WAY back when I bought my Jet GH1340 it came down the interior basement steps in one piece as delivered from the factory. It is actually the lightest weight machine in my shop at only 1200 lbs. It came with the carriage and tail stock pushed all the way to the right as far as they would go, for balance, and had a lifting eye, factory installed to the bed, at exactly the center of gravity. I used a home made cart with 4 swivel casters that I bolted to the bottom of the lathe using the mounting holes of the lathe.
I have to come through the back door right turn down a hallway and then a left turn down the steps. The only lading for the steps is the hallway.
I was able to run a 12,000 lb rated cable from the machine thru the house and out a window and then to the trailer hitch on my 4x4 truck, preset into 4 Lo. I had a snatch block on my shop crane to hold the cable off of the window sill. Used the truck to control the decent. Was a very nice boring move. At one point the machine got turned a bit and the truck had no issue pulling it back up for a second try. This is the same process that I used to move the 1800 lb surface grinder down and the 3400 lb mill down there. I am confident that if I ever decide to move the truck will have no issue getting everything back up the steps.

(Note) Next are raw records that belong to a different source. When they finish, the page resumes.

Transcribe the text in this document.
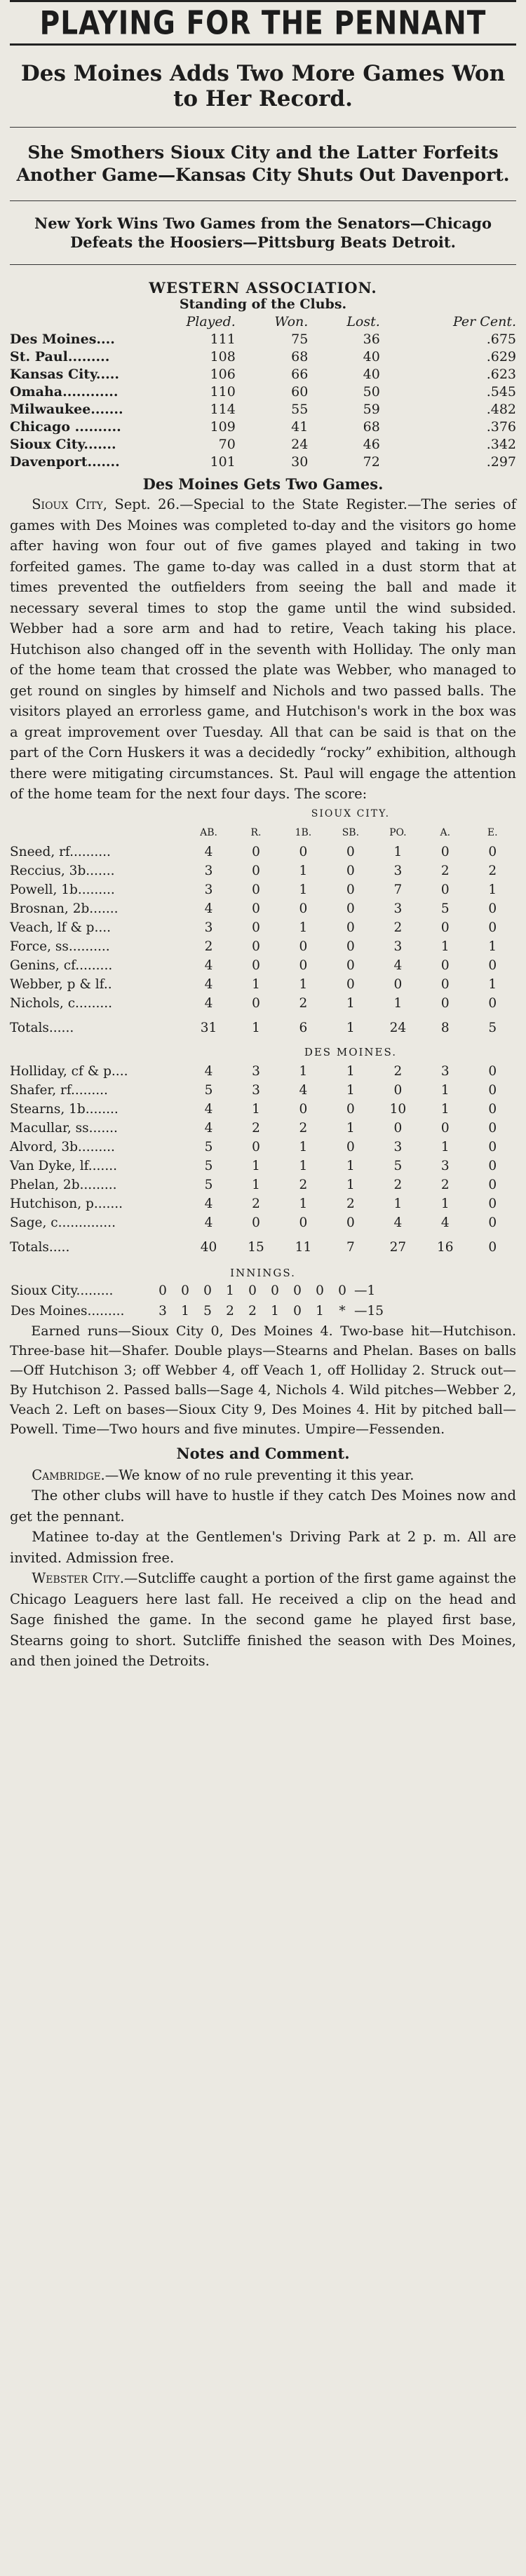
PLAYING FOR THE PENNANT
Des Moines Adds Two More Games Won to Her Record.
She Smothers Sioux City and the Latter Forfeits Another Game—Kansas City Shuts Out Davenport.
New York Wins Two Games from the Senators—Chicago Defeats the Hoosiers—Pittsburg Beats Detroit.
WESTERN ASSOCIATION.
Standing of the Clubs.
	Played.	Won.	Lost.	Per Cent.
Des Moines....	111	75	36	.675
St. Paul.........	108	68	40	.629
Kansas City.....	106	66	40	.623
Omaha............	110	60	50	.545
Milwaukee.......	114	55	59	.482
Chicago ..........	109	41	68	.376
Sioux City.......	70	24	46	.342
Davenport.......	101	30	72	.297
Des Moines Gets Two Games.

Sioux City, Sept. 26.—Special to the State Register.—The series of games with Des Moines was completed to-day and the visitors go home after having won four out of five games played and taking in two forfeited games. The game to-day was called in a dust storm that at times prevented the outfielders from seeing the ball and made it necessary several times to stop the game until the wind subsided. Webber had a sore arm and had to retire, Veach taking his place. Hutchison also changed off in the seventh with Holliday. The only man of the home team that crossed the plate was Webber, who managed to get round on singles by himself and Nichols and two passed balls. The visitors played an errorless game, and Hutchison's work in the box was a great improvement over Tuesday. All that can be said is that on the part of the Corn Huskers it was a decidedly “rocky” exhibition, although there were mitigating circumstances. St. Paul will engage the attention of the home team for the next four days. The score:

	SIOUX CITY.						
	AB.	R.	1B.	SB.	PO.	A.	E.
Sneed, rf..........	4	0	0	0	1	0	0
Reccius, 3b.......	3	0	1	0	3	2	2
Powell, 1b.........	3	0	1	0	7	0	1
Brosnan, 2b.......	4	0	0	0	3	5	0
Veach, lf & p....	3	0	1	0	2	0	0
Force, ss..........	2	0	0	0	3	1	1
Genins, cf.........	4	0	0	0	4	0	0
Webber, p & lf..	4	1	1	0	0	0	1
Nichols, c.........	4	0	2	1	1	0	0
Totals......	31	1	6	1	24	8	5
	DES MOINES.						
Holliday, cf & p....	4	3	1	1	2	3	0
Shafer, rf.........	5	3	4	1	0	1	0
Stearns, 1b........	4	1	0	0	10	1	0
Macullar, ss.......	4	2	2	1	0	0	0
Alvord, 3b.........	5	0	1	0	3	1	0
Van Dyke, lf.......	5	1	1	1	5	3	0
Phelan, 2b.........	5	1	2	1	2	2	0
Hutchison, p.......	4	2	1	2	1	1	0
Sage, c..............	4	0	0	0	4	4	0
Totals.....	40	15	11	7	27	16	0
INNINGS.
Sioux City.........	0	0	0	1	0	0	0	0	0	—1
Des Moines.........	3	1	5	2	2	1	0	1	*	—15

Earned runs—Sioux City 0, Des Moines 4. Two-base hit—Hutchison. Three-base hit—Shafer. Double plays—Stearns and Phelan. Bases on balls—Off Hutchison 3; off Webber 4, off Veach 1, off Holliday 2. Struck out—By Hutchison 2. Passed balls—Sage 4, Nichols 4. Wild pitches—Webber 2, Veach 2. Left on bases—Sioux City 9, Des Moines 4. Hit by pitched ball—Powell. Time—Two hours and five minutes. Umpire—Fessenden.

Notes and Comment.

Cambridge.—We know of no rule preventing it this year.

The other clubs will have to hustle if they catch Des Moines now and get the pennant.

Matinee to-day at the Gentlemen's Driving Park at 2 p. m. All are invited. Admission free.

Webster City.—Sutcliffe caught a portion of the first game against the Chicago Leaguers here last fall. He received a clip on the head and Sage finished the game. In the second game he played first base, Stearns going to short. Sutcliffe finished the season with Des Moines, and then joined the Detroits.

I did reinforce the steps by laying 2 pieces of 2x12 laid flat and covered with 3/4 ply there were blocks on every step to the 2x12s the ramp was NOT flat onto the steps, the angle at the top would have been to steep and the cart would have hi-centered going over the edge. While the ramp had to line up with the floor at the top it was about 2 feet away from the bottom step. There was also 3/4 ply on all floor surfaces the the machines would cross.
I have since had to replace the stairs (nothing to due with the weights that have traversed them). The new stairs have that angle for the ramp built in and even though the stairs are only 36 wide, their are 4 stringers that were cut out of four 14" lam beams instead of the normal two 2x12s There are then support posts going to concrete foundation under every 3rd step. These new steps will handle anything I might ever want to move across them.
It seems daunting at first blush. but if you have a plan (with contingencies for what might possibly go amiss) and work the plan it makes for a nice boring move, the very best kind.
This was all long before digital cameras so there are no pics of the process.